The angle the thing is launched at is just atan(Vy/Vx).

 

[arcnets]

Yes they do. But only if you neglect for friction.
As for velocity:
Velocity in x: Vx = dX2/dt
Velocity in y: Vy = dY2/dt
Absolute velocity: V = sqrt(Vx^2 + Vy^2)
As for angle (WRT x-axis):
tan (alpha) = Vy/Vx.

 

[Will]

Whoa arcnets! Going differential equations style! Slick Maybe I might understand the calculus of kinematics better after this semester.Anyway:

The horizontal component of the projectile is constant in this idealized situation. The vertical component changes due the acceleration of gravity, and its horizontal position is exactly analogous to an object thrown directly up at with velocity Vy1 from an initial height y1. Like arcnets said ,the total initial V is (Vx^2+Vy^2)^.5 and theta initial equals arctan(Vy1/Vy2x).Think of the components forming the two perpendicular sides of a right triangle with hypotenuse V total making angle theta with the horizontal.
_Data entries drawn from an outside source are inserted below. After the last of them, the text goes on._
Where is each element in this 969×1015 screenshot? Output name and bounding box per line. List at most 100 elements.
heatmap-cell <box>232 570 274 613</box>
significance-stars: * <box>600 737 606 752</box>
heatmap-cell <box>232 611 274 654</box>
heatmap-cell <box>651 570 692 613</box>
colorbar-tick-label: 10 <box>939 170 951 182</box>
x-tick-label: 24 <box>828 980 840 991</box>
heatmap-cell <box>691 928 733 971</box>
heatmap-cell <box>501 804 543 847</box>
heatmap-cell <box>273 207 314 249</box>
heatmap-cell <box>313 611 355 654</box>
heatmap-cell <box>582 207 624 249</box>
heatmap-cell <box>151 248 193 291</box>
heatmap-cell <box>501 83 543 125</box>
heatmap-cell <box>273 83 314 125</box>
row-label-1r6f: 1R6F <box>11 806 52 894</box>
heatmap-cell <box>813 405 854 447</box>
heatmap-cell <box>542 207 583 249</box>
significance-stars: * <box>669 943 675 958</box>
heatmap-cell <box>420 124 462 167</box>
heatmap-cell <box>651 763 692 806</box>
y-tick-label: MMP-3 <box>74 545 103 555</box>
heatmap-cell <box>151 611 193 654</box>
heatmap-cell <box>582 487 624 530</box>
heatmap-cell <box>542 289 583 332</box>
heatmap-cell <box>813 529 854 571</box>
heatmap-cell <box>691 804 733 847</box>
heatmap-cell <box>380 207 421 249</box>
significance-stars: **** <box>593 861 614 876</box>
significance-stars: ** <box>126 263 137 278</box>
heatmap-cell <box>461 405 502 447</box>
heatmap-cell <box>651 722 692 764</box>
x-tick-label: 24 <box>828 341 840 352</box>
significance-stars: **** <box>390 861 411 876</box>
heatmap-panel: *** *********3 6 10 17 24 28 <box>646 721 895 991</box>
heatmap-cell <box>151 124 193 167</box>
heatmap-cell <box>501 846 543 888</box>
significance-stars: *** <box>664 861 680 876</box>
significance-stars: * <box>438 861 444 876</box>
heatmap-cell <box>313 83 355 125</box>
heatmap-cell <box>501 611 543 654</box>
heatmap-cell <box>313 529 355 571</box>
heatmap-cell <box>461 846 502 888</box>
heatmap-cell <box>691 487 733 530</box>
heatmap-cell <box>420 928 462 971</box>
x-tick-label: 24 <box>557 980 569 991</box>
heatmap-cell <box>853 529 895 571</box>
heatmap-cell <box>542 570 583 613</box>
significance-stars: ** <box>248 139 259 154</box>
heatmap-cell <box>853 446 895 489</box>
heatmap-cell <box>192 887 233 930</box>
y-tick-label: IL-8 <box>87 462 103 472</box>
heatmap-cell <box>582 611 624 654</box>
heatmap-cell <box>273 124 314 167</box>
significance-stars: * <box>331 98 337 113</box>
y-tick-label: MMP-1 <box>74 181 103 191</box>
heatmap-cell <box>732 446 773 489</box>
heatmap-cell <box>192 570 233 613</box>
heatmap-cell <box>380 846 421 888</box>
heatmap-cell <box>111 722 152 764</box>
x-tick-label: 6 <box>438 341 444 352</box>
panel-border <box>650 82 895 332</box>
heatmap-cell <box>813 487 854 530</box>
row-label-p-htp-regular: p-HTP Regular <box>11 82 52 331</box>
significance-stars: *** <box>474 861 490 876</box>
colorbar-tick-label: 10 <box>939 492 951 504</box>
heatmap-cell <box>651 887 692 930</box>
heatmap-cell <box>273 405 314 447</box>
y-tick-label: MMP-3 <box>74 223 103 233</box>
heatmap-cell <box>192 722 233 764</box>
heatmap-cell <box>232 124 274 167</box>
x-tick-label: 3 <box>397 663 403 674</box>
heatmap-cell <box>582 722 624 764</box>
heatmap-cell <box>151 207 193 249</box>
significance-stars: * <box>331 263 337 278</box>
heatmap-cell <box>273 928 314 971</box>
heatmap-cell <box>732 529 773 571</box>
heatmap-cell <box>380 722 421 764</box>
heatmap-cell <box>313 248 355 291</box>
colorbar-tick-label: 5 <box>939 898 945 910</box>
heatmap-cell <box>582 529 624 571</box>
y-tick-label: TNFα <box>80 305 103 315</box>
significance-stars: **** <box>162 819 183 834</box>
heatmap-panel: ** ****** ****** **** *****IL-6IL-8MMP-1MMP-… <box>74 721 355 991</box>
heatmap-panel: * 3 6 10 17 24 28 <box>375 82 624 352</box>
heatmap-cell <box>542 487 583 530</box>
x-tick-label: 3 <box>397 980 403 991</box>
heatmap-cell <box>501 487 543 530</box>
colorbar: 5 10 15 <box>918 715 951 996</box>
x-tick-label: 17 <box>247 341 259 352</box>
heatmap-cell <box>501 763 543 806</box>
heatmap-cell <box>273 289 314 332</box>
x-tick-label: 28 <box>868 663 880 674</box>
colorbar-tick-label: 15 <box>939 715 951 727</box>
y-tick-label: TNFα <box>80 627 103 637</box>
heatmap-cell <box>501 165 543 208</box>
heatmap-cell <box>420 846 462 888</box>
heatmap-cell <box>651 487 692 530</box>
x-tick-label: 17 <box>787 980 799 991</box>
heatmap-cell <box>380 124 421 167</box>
A convenient way of expressing these two equations and the ones you provided:

HORIZONTAL MOTION
x2 = x1 + Vx1t = x(t) =x1 + cos(theta)+Vx1t

and

VERTICAL MOTION
Y2 = Y1+ Vy1t - 0.5gt2 = y(t) =y1 +sinVy1 - 0.5gt^2


These idealized equations are the foundation, but in practical applications such as missle deployment, factors such as wind, air density, temperature are to greate to be ignored.

 

[Alexander]

All projectile equations are derived from fact that projectile is in free fall, so its acceleration is always a=g.

Integrate this equation over time once: v(t)=gt+v0, twice: r(t)=gt^2/2+v0t+r0

Projecting vectors in xyz directions yeilds all projectile equations in component form.